Trump: "Ich kenne meine Frau"

„Dies könnte der Gipfel werden, bei dem die Nato zugrunde geht, dachte ich“, schreibt Stoltenberg in seinen gerade erschienenen Erinnerungen „Auf meinem Posten“, in denen er die Leser an vielen Stellen hinter die Kulissen der Weltpolitik mitnimmt. Da ging ein grimmiger Trump jene Staaten frontal an, die zu wenig in ihr Militär investierten. 

Während die allesamt anwesenden Regierungschefs der Bündnispartner ein Erreichen des zwei Prozent bis 2024 bekräftigt hatten, presste Trump in deutlicher Unkenntnis der notwendigen parlamentarischen Beschlüsse die Präsidenten und Premiers zu einer sofortigen Umsetzung. 

Dazu ging er die Reihen durch und hatte schon früh Deutschlands Kanzlerin Angela Merkel deutlich kritisiert: „Angela könnte heute zwei Prozent bezahlen, wenn sie es wollte! Stattdessen sagt sie, 1,5 Prozent bis 2025!" Er listete die einzelnen Länder auf: „Belgien: 0,9. Das ist weniger als ein Prozent. Kroatien: Oh, ich bin enttäuscht, ich kann es nicht glauben – 1,26. Sie müssen sich vollkommen verkommen fühlen!“ 

Trump lobte Polen, das auf 1,99 Prozent kam, und dann ging der Präsident weiter zum Heimatland seiner Frau Melissa: „Slowenien: weniger als ein Prozent. Ich bin nicht überrascht. Ich kenne meine Frau, ich weiß, wofür sie ihr Geld ausgibt.“

Merkel wollte von Stoltenberg eine Gegenleistung

In den meisten Passagen von Stoltenbergs Buch allerdings geht es um ernsthafte Momente. Auch im Zusammenhang mit den Verteidigungsbeiträgen. Trump habe sich bei ihm beschwert über Deutschlands Zögerlichkeit. 

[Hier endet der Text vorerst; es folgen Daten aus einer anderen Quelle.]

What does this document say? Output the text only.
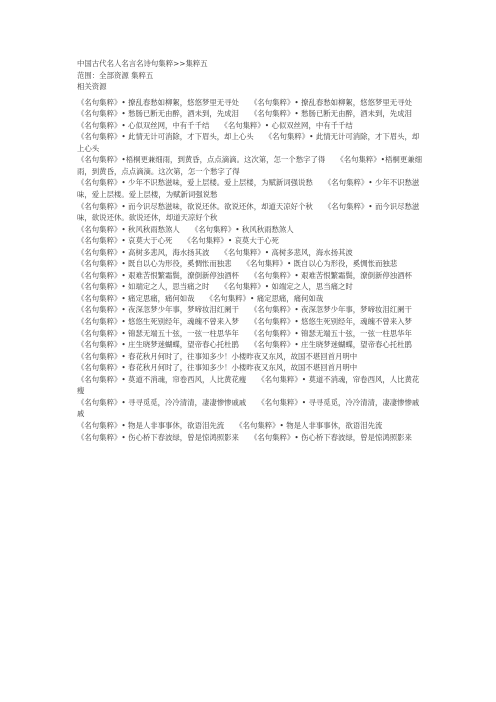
中国古代名人名言名诗句集粹>>集粹五
范围：全部资源 集粹五
相关资源
《名句集粹》• 撩乱春愁如柳絮，悠悠梦里无寻处　　《名句集粹》• 撩乱春愁如柳絮，悠悠梦里无寻处
《名句集粹》• 愁肠已断无由醉，酒未到，先成泪　　《名句集粹》• 愁肠已断无由醉，酒未到，先成泪
《名句集粹》• 心似双丝网，中有千千结　　《名句集粹》• 心似双丝网，中有千千结
《名句集粹》• 此情无计可消除，才下眉头，却上心头　　《名句集粹》• 此情无计可消除，才下眉头，却上心头
《名句集粹》•梧桐更兼细雨，到黄昏，点点滴滴。这次第，怎一个愁字了得　　《名句集粹》•梧桐更兼细雨，到黄昏，点点滴滴。这次第，怎一个愁字了得
《名句集粹》• 少年不识愁滋味，爱上层楼。爱上层楼，为赋新词强说愁　　《名句集粹》• 少年不识愁滋味，爱上层楼。爱上层楼，为赋新词强说愁
《名句集粹》• 而今识尽愁滋味，欲说还休。欲说还休，却道天凉好个秋　　《名句集粹》• 而今识尽愁滋味，欲说还休。欲说还休，却道天凉好个秋
《名句集粹》• 秋风秋雨愁煞人　　《名句集粹》• 秋风秋雨愁煞人
《名句集粹》• 哀莫大于心死　　《名句集粹》• 哀莫大于心死
《名句集粹》• 高树多悲风，海水扬其波　　《名句集粹》• 高树多悲风，海水扬其波
《名句集粹》• 既自以心为形役，奚惆怅而独悲　　《名句集粹》• 既自以心为形役，奚惆怅而独悲
《名句集粹》• 艰难苦恨繁霜鬓，潦倒新停浊酒杯　　《名句集粹》• 艰难苦恨繁霜鬓，潦倒新停浊酒杯
《名句集粹》• 如端定之人，思当痛之时　　《名句集粹》• 如端定之人，思当痛之时
《名句集粹》• 痛定思痛，痛何如哉　　《名句集粹》• 痛定思痛，痛何如哉
《名句集粹》• 夜深忽梦少年事，梦啼妆泪红阑干　　《名句集粹》• 夜深忽梦少年事，梦啼妆泪红阑干
《名句集粹》• 悠悠生死别经年，魂魄不曾来入梦　　《名句集粹》• 悠悠生死别经年，魂魄不曾来入梦
《名句集粹》• 锦瑟无端五十弦，一弦一柱思华年　　《名句集粹》• 锦瑟无端五十弦，一弦一柱思华年
《名句集粹》• 庄生晓梦迷蝴蝶，望帝春心托杜鹃　　《名句集粹》• 庄生晓梦迷蝴蝶，望帝春心托杜鹃
《名句集粹》• 春花秋月何时了，往事知多少！小楼昨夜又东风，故国不堪回首月明中
《名句集粹》• 春花秋月何时了，往事知多少！小楼昨夜又东风，故国不堪回首月明中
《名句集粹》• 莫道不消魂，帘卷西风，人比黄花瘦　　《名句集粹》• 莫道不消魂，帘卷西风，人比黄花瘦
《名句集粹》• 寻寻觅觅，冷冷清清，凄凄惨惨戚戚　　《名句集粹》• 寻寻觅觅，冷冷清清，凄凄惨惨戚戚
《名句集粹》• 物是人非事事休，欲语泪先流　　《名句集粹》• 物是人非事事休，欲语泪先流
《名句集粹》• 伤心桥下春波绿，曾是惊鸿照影来　　《名句集粹》• 伤心桥下春波绿，曾是惊鸿照影来
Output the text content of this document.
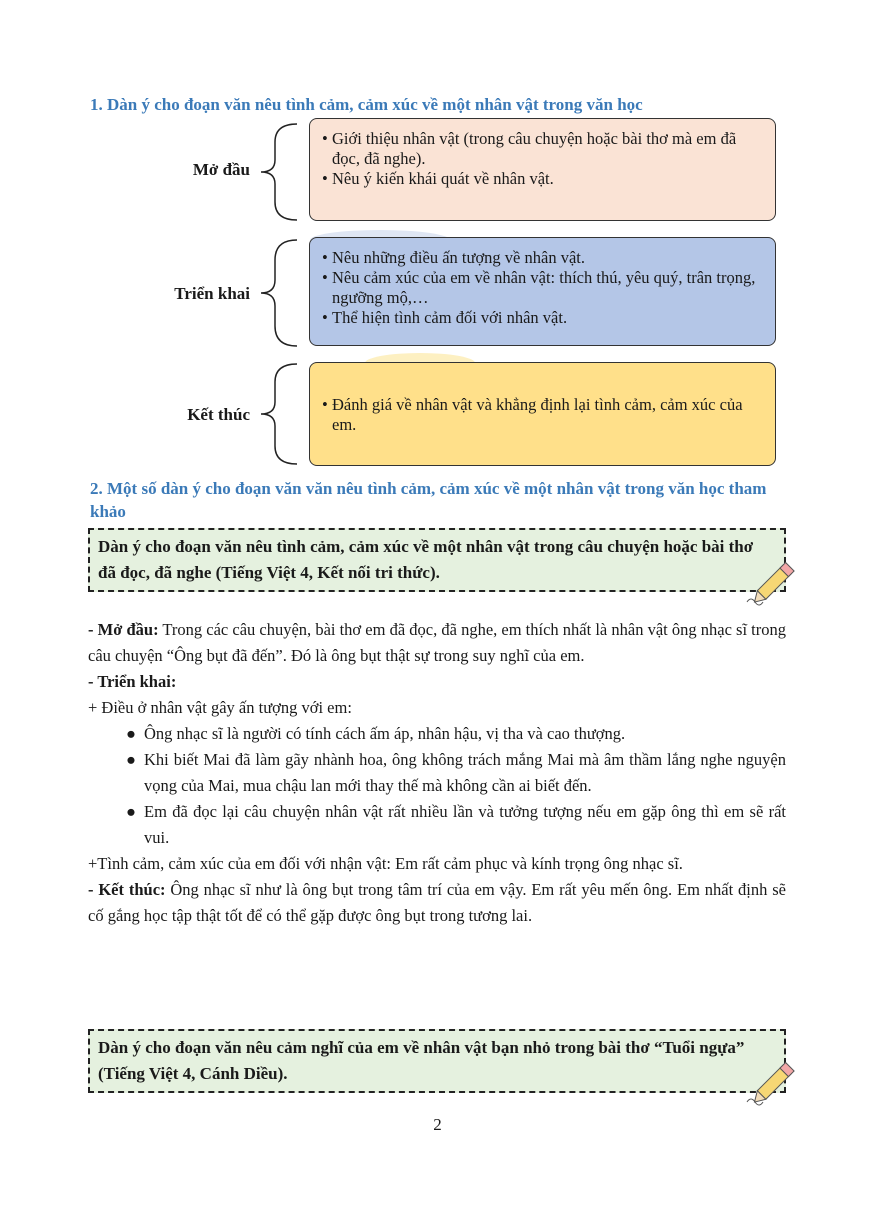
1. Dàn ý cho đoạn văn nêu tình cảm, cảm xúc về một nhân vật trong văn học
Mở đầu
• Giới thiệu nhân vật (trong câu chuyện hoặc bài thơ mà em đã đọc, đã nghe).
• Nêu ý kiến khái quát về nhân vật.
Triển khai
• Nêu những điều ấn tượng về nhân vật.
• Nêu cảm xúc của em về nhân vật: thích thú, yêu quý, trân trọng, ngưỡng mộ,…
• Thể hiện tình cảm đối với nhân vật.
Kết thúc
• Đánh giá về nhân vật và khẳng định lại tình cảm, cảm xúc của em.
2. Một số dàn ý cho đoạn văn văn nêu tình cảm, cảm xúc về một nhân vật trong văn học tham khảo
Dàn ý cho đoạn văn nêu tình cảm, cảm xúc về một nhân vật trong câu chuyện hoặc bài thơ đã đọc, đã nghe (Tiếng Việt 4, Kết nối tri thức).
- Mở đầu: Trong các câu chuyện, bài thơ em đã đọc, đã nghe, em thích nhất là nhân vật ông nhạc sĩ trong câu chuyện “Ông bụt đã đến”. Đó là ông bụt thật sự trong suy nghĩ của em.
- Triển khai:
+ Điều ở nhân vật gây ấn tượng với em:
● Ông nhạc sĩ là người có tính cách ấm áp, nhân hậu, vị tha và cao thượng.
● Khi biết Mai đã làm gãy nhành hoa, ông không trách mắng Mai mà âm thầm lắng nghe nguyện vọng của Mai, mua chậu lan mới thay thế mà không cần ai biết đến.
● Em đã đọc lại câu chuyện nhân vật rất nhiều lần và tưởng tượng nếu em gặp ông thì em sẽ rất vui.
+Tình cảm, cảm xúc của em đối với nhận vật: Em rất cảm phục và kính trọng ông nhạc sĩ.
- Kết thúc: Ông nhạc sĩ như là ông bụt trong tâm trí của em vậy. Em rất yêu mến ông. Em nhất định sẽ cố gắng học tập thật tốt để có thể gặp được ông bụt trong tương lai.
Dàn ý cho đoạn văn nêu cảm nghĩ của em về nhân vật bạn nhỏ trong bài thơ “Tuổi ngựa” (Tiếng Việt 4, Cánh Diều).
2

Der Präsident schilderte dem Nato-Chef, dass er der Kanzlerin gesagt habe: „ 'Angela, Sie müssen blechen. Bis zu zwei Prozent.' Sie habe geantwortet, 'Vielleicht 2030'. Und gelacht, als sie es sagte. She laughed!“ Da muss es nicht verwundern, dass vor allem das Verhältnis Merkels zu Trump miserabel blieb.

Offen beschreibt der vormalige norwegische Ministerpräsident Gespräche, aber auch Konflikte mit Angela Merkel. Die Kanzlerin, die gemeinsam mit dem damaligen US-Präsidenten Barack Obama Stoltenbergs Weg an die Nato-Spitze vermittelt hatte, wollte später eine Art Gegenleistung. „Der nächste Vizegeneralsekretär der Nato muss ein Deutscher sein!“, habe Merkel ihm 2016 „mit Nachdruck“ gesagt, und sie „sah mich mit festem Blick an“. 

Merkels Kandidat war der erfahrene Diplomat Martin Erdmann, einst der deutsche Botschafter bei der Nato und später in der Türkei. „Ich werde mich unbedingt für Erdmann einsetzen“, versprach Stoltenberg der Kanzlerin. Doch letztlich entschied er sich für die von Obama unterstützte Amerikanerin Rose Gottemoeller. 

Eine Begegnung mit Merkel wurde düster für Stoltenberg

Die nächste Begegnung mit Merkel beim EU-Gipfeltreffen im Juni 2016 wurde düster für Stoltenberg. „Ich ging in den Raum vor dem Sitzungssaal, sah Angela Merkel dort sitzen und nickte ihr zu. Sie nickte nicht zurück.“ Später wollte Stoltenberg „Merkel gerade noch einmal zunicken, als wir Blickkontakt bekamen. Sie sah mich an, ohne eine Miene zu verziehen.“ 

Ex-Bundeskanzlerin Merkel empfing den ehemaligen Nato-Generalsekretär Stoltenberg.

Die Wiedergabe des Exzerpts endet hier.